On Friday and Saturday, the UIL wrestling state championships took place at the Berry Center in Cypress. Over the weekend, the boys’ wrestling team was crowned 5A state champions.
“We have been building up to this point throughout the year to make sure we peaked at this time,” head coach Mike Eaton said. “We have wrestled an extremely tough schedule to help sharpen our men and women so they were ready for this weekend.”
Sophomore Payton Pierce won an individual state title in the 220 category.
“I believe that my brother is the main reason I have all my success,” Pierce said. “He is one of the best wrestling coaches in the country, and he has experience at every level of wrestling. He pushes me like nobody else and has a passion like nobody else. He helped me get better every day in every aspect of the sport.
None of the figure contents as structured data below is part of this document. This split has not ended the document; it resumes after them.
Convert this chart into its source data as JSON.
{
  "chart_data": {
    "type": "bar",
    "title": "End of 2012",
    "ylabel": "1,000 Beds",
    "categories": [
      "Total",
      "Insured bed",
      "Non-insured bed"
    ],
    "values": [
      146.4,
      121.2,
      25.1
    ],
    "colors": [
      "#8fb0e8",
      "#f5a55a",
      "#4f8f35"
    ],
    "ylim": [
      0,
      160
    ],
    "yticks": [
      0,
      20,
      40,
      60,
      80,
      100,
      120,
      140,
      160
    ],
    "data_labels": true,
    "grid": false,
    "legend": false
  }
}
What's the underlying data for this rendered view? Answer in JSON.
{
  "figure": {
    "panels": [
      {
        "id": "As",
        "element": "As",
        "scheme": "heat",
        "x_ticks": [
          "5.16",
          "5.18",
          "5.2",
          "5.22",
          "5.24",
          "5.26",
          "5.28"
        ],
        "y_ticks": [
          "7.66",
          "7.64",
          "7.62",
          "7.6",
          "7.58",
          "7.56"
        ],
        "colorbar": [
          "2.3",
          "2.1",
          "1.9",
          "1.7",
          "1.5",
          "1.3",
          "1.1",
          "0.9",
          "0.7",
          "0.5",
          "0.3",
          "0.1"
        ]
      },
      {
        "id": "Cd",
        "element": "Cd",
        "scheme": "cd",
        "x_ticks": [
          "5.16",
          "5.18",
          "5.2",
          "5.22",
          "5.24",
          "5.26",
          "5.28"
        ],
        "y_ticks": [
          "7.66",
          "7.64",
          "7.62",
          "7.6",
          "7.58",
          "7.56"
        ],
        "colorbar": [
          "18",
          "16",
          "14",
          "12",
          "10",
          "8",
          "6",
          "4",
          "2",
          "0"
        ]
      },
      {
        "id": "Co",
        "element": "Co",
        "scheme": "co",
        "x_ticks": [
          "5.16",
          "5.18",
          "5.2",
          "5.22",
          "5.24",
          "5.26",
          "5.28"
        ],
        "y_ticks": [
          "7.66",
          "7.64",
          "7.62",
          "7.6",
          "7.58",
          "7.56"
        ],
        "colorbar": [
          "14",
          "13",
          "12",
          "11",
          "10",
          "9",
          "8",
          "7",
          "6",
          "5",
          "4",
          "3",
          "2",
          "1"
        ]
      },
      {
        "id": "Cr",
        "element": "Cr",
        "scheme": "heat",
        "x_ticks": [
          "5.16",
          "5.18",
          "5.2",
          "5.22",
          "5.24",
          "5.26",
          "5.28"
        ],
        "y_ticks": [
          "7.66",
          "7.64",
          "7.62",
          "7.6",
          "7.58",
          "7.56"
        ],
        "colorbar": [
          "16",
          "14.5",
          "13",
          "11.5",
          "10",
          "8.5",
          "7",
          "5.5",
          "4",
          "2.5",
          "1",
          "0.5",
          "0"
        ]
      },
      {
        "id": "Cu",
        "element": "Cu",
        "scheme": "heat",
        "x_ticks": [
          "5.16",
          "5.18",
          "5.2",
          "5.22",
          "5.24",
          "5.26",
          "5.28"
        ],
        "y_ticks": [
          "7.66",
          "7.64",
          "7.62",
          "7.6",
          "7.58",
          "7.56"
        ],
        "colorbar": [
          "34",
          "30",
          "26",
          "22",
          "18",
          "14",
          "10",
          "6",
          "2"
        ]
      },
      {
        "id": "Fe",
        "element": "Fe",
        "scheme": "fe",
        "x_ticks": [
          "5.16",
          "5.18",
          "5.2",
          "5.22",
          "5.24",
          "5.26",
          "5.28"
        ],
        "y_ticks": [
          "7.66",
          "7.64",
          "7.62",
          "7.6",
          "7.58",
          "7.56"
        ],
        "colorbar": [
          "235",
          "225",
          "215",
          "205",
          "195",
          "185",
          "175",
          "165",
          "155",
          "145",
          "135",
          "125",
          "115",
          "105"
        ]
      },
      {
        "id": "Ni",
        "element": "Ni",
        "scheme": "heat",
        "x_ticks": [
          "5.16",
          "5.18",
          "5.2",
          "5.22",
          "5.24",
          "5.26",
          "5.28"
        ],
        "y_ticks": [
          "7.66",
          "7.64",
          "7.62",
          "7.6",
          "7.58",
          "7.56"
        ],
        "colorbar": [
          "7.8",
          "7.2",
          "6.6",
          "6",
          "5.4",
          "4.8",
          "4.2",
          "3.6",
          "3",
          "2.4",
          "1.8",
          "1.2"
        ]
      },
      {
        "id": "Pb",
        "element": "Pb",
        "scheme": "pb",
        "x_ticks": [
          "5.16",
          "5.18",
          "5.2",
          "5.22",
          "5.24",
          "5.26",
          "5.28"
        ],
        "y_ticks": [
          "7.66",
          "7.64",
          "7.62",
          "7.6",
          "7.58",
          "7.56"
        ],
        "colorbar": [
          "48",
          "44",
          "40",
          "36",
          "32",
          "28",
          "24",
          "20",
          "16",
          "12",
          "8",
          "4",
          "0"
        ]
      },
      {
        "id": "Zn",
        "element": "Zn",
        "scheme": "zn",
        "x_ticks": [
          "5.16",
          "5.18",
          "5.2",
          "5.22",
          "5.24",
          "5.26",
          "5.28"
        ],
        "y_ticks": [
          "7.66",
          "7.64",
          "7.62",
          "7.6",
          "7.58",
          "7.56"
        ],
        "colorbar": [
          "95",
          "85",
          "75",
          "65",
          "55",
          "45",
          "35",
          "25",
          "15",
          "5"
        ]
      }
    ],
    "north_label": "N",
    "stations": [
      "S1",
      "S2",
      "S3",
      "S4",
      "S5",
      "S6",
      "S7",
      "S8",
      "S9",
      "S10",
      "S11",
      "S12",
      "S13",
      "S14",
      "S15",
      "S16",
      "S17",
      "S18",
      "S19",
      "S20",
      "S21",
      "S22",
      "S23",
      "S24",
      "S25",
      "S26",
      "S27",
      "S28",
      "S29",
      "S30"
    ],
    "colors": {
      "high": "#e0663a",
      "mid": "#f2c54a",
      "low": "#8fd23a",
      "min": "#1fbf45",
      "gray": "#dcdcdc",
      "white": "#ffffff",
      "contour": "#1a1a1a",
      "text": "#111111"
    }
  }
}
I couldn’t thank him enough.”
Going into the state championship, there were nine boys out of the 14 varsity members who qualified for state, the most qualifiers the high school has ever brought to the state tournament.
“Our whole team contributed,” Eaton said. “Either as a practice partner or one of our varsity starters throughout the year. They gave us the state championship trophy Saturday night, but we earned it through hours and days and weeks of hard work in the wrestling room, running, weight room, etc. Our men and women put a lot of work into this. So to have nine men qualify out of 14 for the state tournament was huge.”
In addition to Pierce, sophomore Sam Reynolds also came in first in the 285 category.
“It is all a mentality,” Reynolds said. “You have to believe that you will win and have confidence, if you do that the rest will come with it. It was a goal of mine to win state and knowing that I worked as hard as I could and left it all on the mat really just made the moment so great.”
The team faced many previous teams from the duels state championship: Caprock, Tascosa, Randall and Dripping Springs.
“The tournament was a very evenly contested one,” Eaton said. “There were several very good teams we knew would give us a run. The crazy thing is that we led the tournament at the end of each round. But we didn’t have it wrapped up until the end of the 132 lb. final match. When the Tascosa kid lost, we knew we had it won. At that point, our focus shifted to make sure our two finalists, Payton Pierce and Sam Reynolds, knew they just needed to win for themselves.”
After senior Avery Ashley received the Girls Regional Outstanding Wrestler of the Year, she won in the 110 weight class. Ashley is a two-time state champion and a three-time state finalist. In all, five wrestlers placed individually.
“We had two men [Isaiah Hunter and Austin Blair] who won bronze medals and then had three wrestlers who won gold medals–the best woman in the state, Avery Ashley, along with Payton Pierce and Sam Reynolds,” Eaton said. “So for those five wrestlers to all win out was huge for us as a team and really is a testament to their competitiveness and resolve.”
This was wrestling’s first state title in their program history, and according to Eaton, the team’s training will be different next year than this past year.
“We will now have ‘the target on our backs,’ so to speak,” Eaton said. “So we need to prepare in a way that we haven’t before now. We have the nucleus of a team that can win a few state championships in a row here, if not more. We can’t train like we did last year or even yesterday. We need to keep improving and win the next day, the next event.”